The deployment of a test depends on both the sensitivity and specificity. The TBS-50 is used in Gabon in mass surveys but generally not for diagnostic testing. One of the qualities recommended for a screening test when a trade-off has to be made is good sensitivity at the detriment of specificity. TBS-50 has a sensitivity of approximately 80.0% and is currently the best tool that can be easily implemented with limited resources. In addition to the previously mentioned criteria, a screening test should be well accepted by the populations [41]. In our study, TBS-50 was not tested in communities but rather in populations coming for medical consultations in the hospital environment. Future research should investigate the acceptability of the TBS-50 among the population in Gabon.

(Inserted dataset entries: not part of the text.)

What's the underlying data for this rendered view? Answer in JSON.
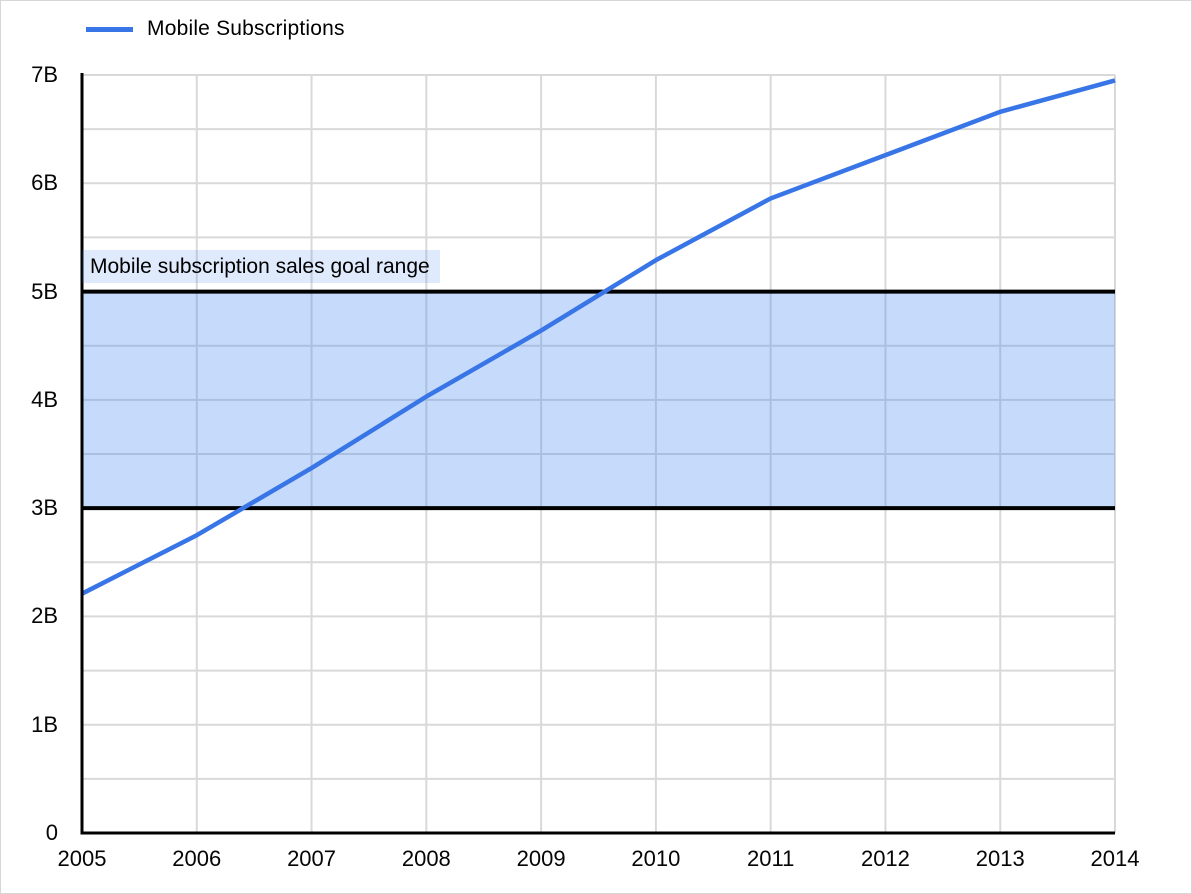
{
  "legend": {
    "label": "Mobile Subscriptions"
  },
  "colors": {
    "line": "#3875e6",
    "band_fill": "rgba(66,133,244,0.30)",
    "band_border": "#000000",
    "band_label_bg": "rgba(66,133,244,0.17)",
    "gridline": "#d9d9d9",
    "axis": "#000000",
    "text": "#000000"
  },
  "chart_data": {
    "type": "line",
    "title": "",
    "xlabel": "",
    "ylabel": "",
    "unit": "billions",
    "x": [
      2005,
      2006,
      2007,
      2008,
      2009,
      2010,
      2011,
      2012,
      2013,
      2014
    ],
    "x_tick_labels": [
      "2005",
      "2006",
      "2007",
      "2008",
      "2009",
      "2010",
      "2011",
      "2012",
      "2013",
      "2014"
    ],
    "series": [
      {
        "name": "Mobile Subscriptions",
        "values": [
          2.21,
          2.75,
          3.37,
          4.03,
          4.64,
          5.29,
          5.86,
          6.26,
          6.66,
          6.95
        ]
      }
    ],
    "ylim": [
      0,
      7
    ],
    "y_major_step": 1,
    "y_minor_step": 0.5,
    "y_tick_labels": [
      "0",
      "1B",
      "2B",
      "3B",
      "4B",
      "5B",
      "6B",
      "7B"
    ],
    "grid": true,
    "legend_position": "top-left",
    "band": {
      "from": 3,
      "to": 5,
      "label": "Mobile subscription sales goal range"
    }
  }
}
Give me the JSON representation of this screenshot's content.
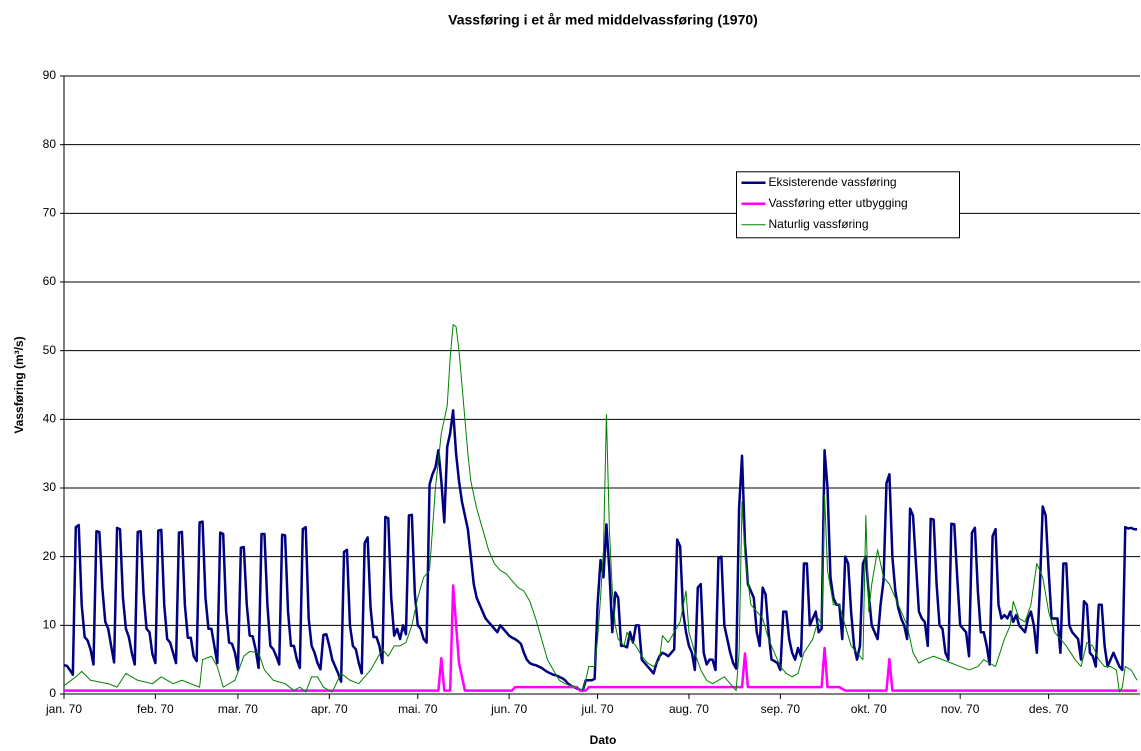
{
  "chart_data": {
    "type": "line",
    "title": "Vassføring i et år med middelvassføring (1970)",
    "x_label": "Dato",
    "y_label": "Vassføring (m³/s)",
    "xlim": [
      0,
      365
    ],
    "xticks": [
      {
        "value": 0,
        "label": "jan. 70"
      },
      {
        "value": 31,
        "label": "feb. 70"
      },
      {
        "value": 59,
        "label": "mar. 70"
      },
      {
        "value": 90,
        "label": "apr. 70"
      },
      {
        "value": 120,
        "label": "mai. 70"
      },
      {
        "value": 151,
        "label": "jun. 70"
      },
      {
        "value": 181,
        "label": "jul. 70"
      },
      {
        "value": 212,
        "label": "aug. 70"
      },
      {
        "value": 243,
        "label": "sep. 70"
      },
      {
        "value": 273,
        "label": "okt. 70"
      },
      {
        "value": 304,
        "label": "nov. 70"
      },
      {
        "value": 334,
        "label": "des. 70"
      }
    ],
    "ylim": [
      0,
      90
    ],
    "yticks": [
      0,
      10,
      20,
      30,
      40,
      50,
      60,
      70,
      80,
      90
    ],
    "grid": true,
    "legend_position": "upper right",
    "series": [
      {
        "name": "Eksisterende vassføring",
        "color": "#000080",
        "width": 2.5,
        "x": [
          0,
          1,
          2,
          3,
          4,
          5,
          6,
          7,
          8,
          9,
          10,
          11,
          12,
          13,
          14,
          15,
          16,
          17,
          18,
          19,
          20,
          21,
          22,
          23,
          24,
          25,
          26,
          27,
          28,
          29,
          30,
          31,
          32,
          33,
          34,
          35,
          36,
          37,
          38,
          39,
          40,
          41,
          42,
          43,
          44,
          45,
          46,
          47,
          48,
          49,
          50,
          51,
          52,
          53,
          54,
          55,
          56,
          57,
          58,
          59,
          60,
          61,
          62,
          63,
          64,
          65,
          66,
          67,
          68,
          69,
          70,
          71,
          72,
          73,
          74,
          75,
          76,
          77,
          78,
          79,
          80,
          81,
          82,
          83,
          84,
          85,
          86,
          87,
          88,
          89,
          90,
          91,
          92,
          93,
          94,
          95,
          96,
          97,
          98,
          99,
          100,
          101,
          102,
          103,
          104,
          105,
          106,
          107,
          108,
          109,
          110,
          111,
          112,
          113,
          114,
          115,
          116,
          117,
          118,
          119,
          120,
          121,
          122,
          123,
          124,
          125,
          126,
          127,
          128,
          129,
          130,
          131,
          132,
          133,
          134,
          135,
          136,
          137,
          138,
          139,
          140,
          141,
          142,
          143,
          144,
          145,
          146,
          147,
          148,
          149,
          150,
          151,
          152,
          153,
          154,
          155,
          156,
          157,
          158,
          159,
          160,
          161,
          162,
          163,
          164,
          165,
          166,
          167,
          168,
          169,
          170,
          171,
          172,
          173,
          174,
          175,
          176,
          177,
          178,
          179,
          180,
          181,
          182,
          183,
          184,
          185,
          186,
          187,
          188,
          189,
          190,
          191,
          192,
          193,
          194,
          195,
          196,
          197,
          198,
          199,
          200,
          201,
          202,
          203,
          204,
          205,
          206,
          207,
          208,
          209,
          210,
          211,
          212,
          213,
          214,
          215,
          216,
          217,
          218,
          219,
          220,
          221,
          222,
          223,
          224,
          225,
          226,
          227,
          228,
          229,
          230,
          231,
          232,
          233,
          234,
          235,
          236,
          237,
          238,
          239,
          240,
          241,
          242,
          243,
          244,
          245,
          246,
          247,
          248,
          249,
          250,
          251,
          252,
          253,
          254,
          255,
          256,
          257,
          258,
          259,
          260,
          261,
          262,
          263,
          264,
          265,
          266,
          267,
          268,
          269,
          270,
          271,
          272,
          273,
          274,
          275,
          276,
          277,
          278,
          279,
          280,
          281,
          282,
          283,
          284,
          285,
          286,
          287,
          288,
          289,
          290,
          291,
          292,
          293,
          294,
          295,
          296,
          297,
          298,
          299,
          300,
          301,
          302,
          303,
          304,
          305,
          306,
          307,
          308,
          309,
          310,
          311,
          312,
          313,
          314,
          315,
          316,
          317,
          318,
          319,
          320,
          321,
          322,
          323,
          324,
          325,
          326,
          327,
          328,
          329,
          330,
          331,
          332,
          333,
          334,
          335,
          336,
          337,
          338,
          339,
          340,
          341,
          342,
          343,
          344,
          345,
          346,
          347,
          348,
          349,
          350,
          351,
          352,
          353,
          354,
          355,
          356,
          357,
          358,
          359,
          360,
          361,
          362,
          363,
          364
        ],
        "values": [
          4.2,
          4.1,
          3.5,
          2.8,
          24.3,
          24.6,
          13,
          8.3,
          7.8,
          6.5,
          4.3,
          23.7,
          23.6,
          15.5,
          10.5,
          9.5,
          7,
          4.6,
          24.2,
          24,
          14,
          9.5,
          8.3,
          6,
          4.3,
          23.6,
          23.7,
          14.5,
          9.5,
          9,
          5.8,
          4.5,
          23.8,
          23.9,
          13,
          8,
          7.5,
          6,
          4.5,
          23.5,
          23.6,
          13,
          8.2,
          8.2,
          5.5,
          4.8,
          25,
          25.1,
          14,
          9.5,
          9.5,
          7,
          4.5,
          23.5,
          23.3,
          12,
          7.5,
          7.3,
          6,
          3.5,
          21.3,
          21.4,
          13,
          8.5,
          8.4,
          6.5,
          3.8,
          23.3,
          23.3,
          13,
          7,
          6.5,
          5.5,
          4.3,
          23.2,
          23.1,
          12,
          7,
          7,
          5,
          3.8,
          24,
          24.3,
          11,
          7,
          6,
          4.5,
          3.6,
          8.6,
          8.7,
          7,
          5,
          4,
          3,
          1.8,
          20.7,
          21,
          10,
          7,
          6.5,
          4.5,
          3,
          22,
          22.8,
          12.5,
          8.3,
          8.3,
          7,
          4.5,
          25.8,
          25.6,
          14,
          8.5,
          9.5,
          8,
          10,
          8.7,
          26,
          26.1,
          14.7,
          10,
          9.5,
          8,
          7.5,
          30.5,
          32,
          33,
          35.5,
          31,
          25,
          36,
          38,
          41.3,
          35,
          31,
          28,
          26,
          24,
          20,
          16,
          14,
          13,
          12,
          11,
          10.5,
          10,
          9.5,
          9,
          10,
          9.5,
          9,
          8.5,
          8.2,
          8,
          7.7,
          7.3,
          6,
          5,
          4.5,
          4.3,
          4.2,
          4,
          3.8,
          3.5,
          3.2,
          3,
          2.8,
          2.7,
          2.5,
          2.3,
          2,
          1.5,
          1.2,
          1,
          0.8,
          0.6,
          0.5,
          2,
          2,
          2,
          2.2,
          13,
          19.5,
          17,
          24.7,
          18,
          9,
          14.8,
          14,
          7,
          7,
          6.8,
          9,
          7.5,
          10,
          10,
          5,
          4.5,
          4,
          3.5,
          3,
          4.5,
          5.5,
          6,
          5.8,
          5.5,
          6,
          6.5,
          22.5,
          21.5,
          12,
          9,
          7,
          6,
          3.5,
          15.5,
          16,
          6,
          4.3,
          5,
          5,
          3.5,
          19.8,
          20,
          10,
          8,
          6,
          4.5,
          3.7,
          27,
          34.7,
          22,
          16,
          15,
          14,
          9,
          7,
          15.5,
          14.5,
          9,
          5,
          4.8,
          4.5,
          3.5,
          12,
          12,
          8,
          6,
          5,
          6.7,
          5.5,
          19,
          19,
          10,
          11,
          12,
          9,
          9.5,
          35.5,
          30,
          17,
          14,
          13,
          13,
          8,
          20,
          19,
          12,
          7,
          5,
          7,
          19,
          20,
          14.5,
          10,
          9,
          8,
          13,
          16.5,
          30.7,
          32,
          20,
          15,
          12.5,
          11,
          10,
          8,
          27,
          26,
          19,
          12,
          11,
          10.5,
          7,
          25.5,
          25.4,
          16,
          10,
          9.5,
          6,
          5,
          24.8,
          24.7,
          17,
          10,
          9.5,
          9,
          5.5,
          23.5,
          24.2,
          15,
          9,
          9,
          7,
          4.3,
          23,
          24,
          13,
          11,
          11.5,
          11,
          12,
          10.5,
          11.5,
          10,
          9.5,
          9,
          11,
          12,
          10,
          6,
          15,
          27.3,
          26,
          18,
          11,
          11,
          11,
          6,
          19,
          19,
          10,
          9,
          8.5,
          8,
          5,
          13.5,
          13,
          6,
          5.5,
          4,
          13,
          13,
          7,
          4,
          5,
          6,
          5,
          4,
          3.5,
          24.3,
          24.1,
          24.2,
          24,
          24
        ]
      },
      {
        "name": "Vassføring etter utbygging",
        "color": "#ff00ff",
        "width": 2.5,
        "x": [
          0,
          127,
          128,
          129,
          131,
          132,
          134,
          136,
          152,
          153,
          174,
          175,
          177,
          178,
          230,
          231,
          232,
          257,
          258,
          259,
          263,
          265,
          279,
          280,
          281,
          364
        ],
        "values": [
          0.5,
          0.5,
          5.2,
          0.5,
          0.5,
          15.8,
          4.5,
          0.5,
          0.5,
          1,
          1,
          0.5,
          0.5,
          1,
          1,
          5.9,
          1,
          1,
          6.7,
          1,
          1,
          0.5,
          0.5,
          5.1,
          0.5,
          0.5
        ]
      },
      {
        "name": "Naturlig vassføring",
        "color": "#008000",
        "width": 1,
        "x": [
          0,
          4,
          6,
          9,
          15,
          18,
          21,
          25,
          30,
          33,
          37,
          40,
          43,
          46,
          47,
          50,
          52,
          54,
          58,
          61,
          63,
          66,
          68,
          71,
          75,
          78,
          80,
          82,
          84,
          86,
          88,
          91,
          94,
          97,
          100,
          102,
          104,
          106,
          108,
          110,
          112,
          114,
          116,
          118,
          120,
          122,
          124,
          126,
          128,
          130,
          131,
          132,
          133,
          134,
          135,
          136,
          137,
          138,
          140,
          142,
          144,
          146,
          148,
          150,
          152,
          154,
          156,
          158,
          160,
          162,
          164,
          166,
          168,
          170,
          172,
          174,
          176,
          177,
          178,
          180,
          181,
          182,
          183,
          184,
          185,
          186,
          187,
          188,
          190,
          191,
          192,
          194,
          196,
          198,
          200,
          202,
          203,
          205,
          207,
          209,
          211,
          212,
          214,
          216,
          218,
          220,
          222,
          224,
          226,
          228,
          229,
          230,
          231,
          233,
          235,
          237,
          239,
          241,
          243,
          245,
          247,
          249,
          251,
          254,
          256,
          257,
          258,
          259,
          261,
          263,
          265,
          267,
          269,
          271,
          272,
          273,
          274,
          276,
          278,
          280,
          282,
          284,
          286,
          288,
          290,
          292,
          295,
          298,
          301,
          304,
          307,
          310,
          312,
          314,
          316,
          319,
          321,
          322,
          324,
          326,
          328,
          330,
          332,
          334,
          336,
          338,
          340,
          343,
          345,
          347,
          349,
          351,
          353,
          355,
          357,
          358,
          359,
          360,
          362,
          364
        ],
        "values": [
          1.2,
          2.5,
          3.3,
          2,
          1.5,
          1,
          3,
          2,
          1.5,
          2.5,
          1.5,
          2,
          1.5,
          1,
          5,
          5.5,
          4,
          1,
          2,
          5.5,
          6.2,
          6,
          3.5,
          2,
          1.5,
          0.5,
          1,
          0.3,
          2.5,
          2.5,
          1,
          0.3,
          3,
          2,
          1.5,
          2.5,
          3.5,
          5,
          6.5,
          5.5,
          7,
          7,
          7.5,
          10,
          14,
          17,
          18,
          30,
          38,
          42,
          49,
          53.8,
          53.5,
          50,
          45,
          40,
          35,
          31,
          27,
          24,
          21,
          19,
          18,
          17.5,
          16.5,
          15.5,
          15,
          13.5,
          11,
          8,
          5,
          3.5,
          2,
          1.5,
          1.2,
          1,
          0.5,
          2,
          4,
          4,
          8,
          14,
          21,
          40.7,
          24,
          15,
          10,
          8,
          7,
          9,
          8,
          7,
          5.5,
          4.5,
          4,
          5,
          8.5,
          7.5,
          9,
          10.5,
          15,
          9,
          6,
          3.5,
          2,
          1.5,
          2,
          2.5,
          1.5,
          0.5,
          6,
          28,
          20,
          13,
          12,
          11,
          8,
          6,
          4,
          3,
          2.5,
          3,
          6,
          8,
          11,
          10,
          29,
          18,
          13,
          13,
          10,
          7,
          6,
          5,
          26,
          12,
          16,
          21,
          17,
          16,
          14,
          12,
          10,
          6,
          4.5,
          5,
          5.5,
          5,
          4.5,
          4,
          3.5,
          4,
          5,
          4.5,
          4,
          8,
          10,
          13.5,
          11,
          10.5,
          13,
          19,
          17,
          12,
          9,
          8,
          7,
          5,
          4,
          7.5,
          7,
          5,
          4,
          4,
          3.5,
          0.3,
          1,
          4,
          3.5,
          2
        ]
      }
    ]
  }
}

There are other diagnostic tools, such as LoaScope, that have 100.0% sensitivity and 94.0% specificity when compared to a TBS [42]. This test was developed to quickly diagnose (~ 2 minutes) hypermicrofilaremic loiasis in rural areas during the Mass Drug Administration with ivermectin, where no technical platform is available for the realization and reading of the TBS. Patients with low microfilaremia or without microfilaremia can be safely administered ivermectin/DEC without the occurrence of severe adverse events. However, this technology has limited availability [43]. As an alternative, blood collection on a microscope slide could be performed in the field, and staining and reading of the TBS-50 would be carried out later in the laboratory. The diagnostic indicators of LoaScope were obtained in comparison with a thick blood smear of the same volume, namely, 2.59 µL [42]. It would be interesting to compare this point-of care with a technique using a high volume of 10 µL, 50 µL or 5 mL of blood. Finally, the study by D’Ambrosio et al. was conducted in an endemic rural area and recruited a different population than our study, which can explain the difference observed.
The LAMP (loop-mediated isothermal amplification) technique is increasingly being developed and evaluated for the rapid molecular diagnosis of loiasis. This technique has shown a sensitivity of approximately 90.0% when compared to microscopy and PCR-based assays [44]. It can provide information both on the presence and the absence of microfilariae but also on the microfilaremia without the need to use microscopy, with colored reaction [45, 46]. In the future, these molecular tools should be developed for diagnosis in the field to be applicable in rural areas. Molecular tools are known to be more sensitive and would allow the detection of all cases of microfilaremic loiasis [33]. Indeed, patients with loiasis-related clinical symptoms have low microfilaremia, often not detectable with parasitological techniques [1]. As such, it would be interesting to assess the suitcase mobile laboratory for loiasis diagnosis used during the COVID-19 pandemic [45–47]. The present results have to be interpreted in their context, and test accuracies can be extrapolated to rural areas, in which the prevalence of microfilaremic loiasis is much higher. An implementation phase of this technique in these areas is now necessary to allow rural populations to benefit. Future research should assess the acceptability of TBS-50 in rural areas in Gabon.